The first decision you have to make when dealing with performance optimizations is which algorithm you want to use. Within my research, I have to solve a system of equations which is a common problem in many real world applications. You can either choose a direct solver or an iterative one. In contrast to the direct solver, an iterative approach starts with an initial guess and iterates until it reaches a solution that is good enough. In general, iterative solvers are better for very large and sparse systems. Moreover, you have the possibility to use an iterative solver in a matrix-free fashion, i.e., avoid to store all the matrix entries which saves a lot of memory.

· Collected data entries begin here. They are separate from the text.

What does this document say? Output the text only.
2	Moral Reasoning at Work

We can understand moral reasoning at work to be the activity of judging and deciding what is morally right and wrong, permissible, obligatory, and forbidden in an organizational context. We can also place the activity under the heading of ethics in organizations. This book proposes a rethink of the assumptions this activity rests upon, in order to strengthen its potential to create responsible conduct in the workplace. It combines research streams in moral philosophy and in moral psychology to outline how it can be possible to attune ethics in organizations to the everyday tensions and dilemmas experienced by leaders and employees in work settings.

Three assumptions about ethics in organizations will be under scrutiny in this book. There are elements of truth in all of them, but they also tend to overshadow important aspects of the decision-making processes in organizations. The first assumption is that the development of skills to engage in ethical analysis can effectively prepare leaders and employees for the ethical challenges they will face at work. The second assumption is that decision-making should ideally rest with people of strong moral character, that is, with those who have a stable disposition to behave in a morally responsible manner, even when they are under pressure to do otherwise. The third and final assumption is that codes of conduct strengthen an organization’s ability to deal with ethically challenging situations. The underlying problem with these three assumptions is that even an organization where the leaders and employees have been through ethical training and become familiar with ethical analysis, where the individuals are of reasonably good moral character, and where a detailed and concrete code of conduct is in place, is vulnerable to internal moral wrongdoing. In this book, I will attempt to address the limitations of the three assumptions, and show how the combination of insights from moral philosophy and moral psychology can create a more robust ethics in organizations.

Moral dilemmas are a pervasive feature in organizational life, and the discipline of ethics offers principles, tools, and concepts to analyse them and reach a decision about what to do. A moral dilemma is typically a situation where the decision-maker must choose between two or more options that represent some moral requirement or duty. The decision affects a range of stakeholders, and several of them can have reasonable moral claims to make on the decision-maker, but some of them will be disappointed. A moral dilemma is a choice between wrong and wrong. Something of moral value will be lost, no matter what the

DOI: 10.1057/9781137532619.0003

If you want to improve the performance of an existing algorithm you usually try to parallelize, i.e., execute steps in parallel. For example, when adding two vectors of length n every entry is completely independent from the others. Thus, you can execute the n additions in parallel and save a lot of time. For more complex algorithms deciding where and how to parallelize becomes a quite challenging task.
Another non-negligible aspect is the right hardware. A topic in which mathematicians are in general not well versed. This is one of the nice things about ROMSOC. Half of my PhD I’m working at the company Microgate with specialists in real-time hardware. This gives me the possibility to look into various fields, not only mathematics, and improve my interdisciplinary skills. At the moment we are running our algorithm on the high end GPU NVIDIA Tesla V100 at Microgate as well as on a high performance computing cluster called Radon1 from RICAM in Linz.

Altogether, performance optimization is a hard task. You never know in advance if you can gain enough speed for your underlying algorithm which can become quit gruelling after a while. Nevertheless, it is something really important for practical applications and something many mathematicians do not pay enough attention.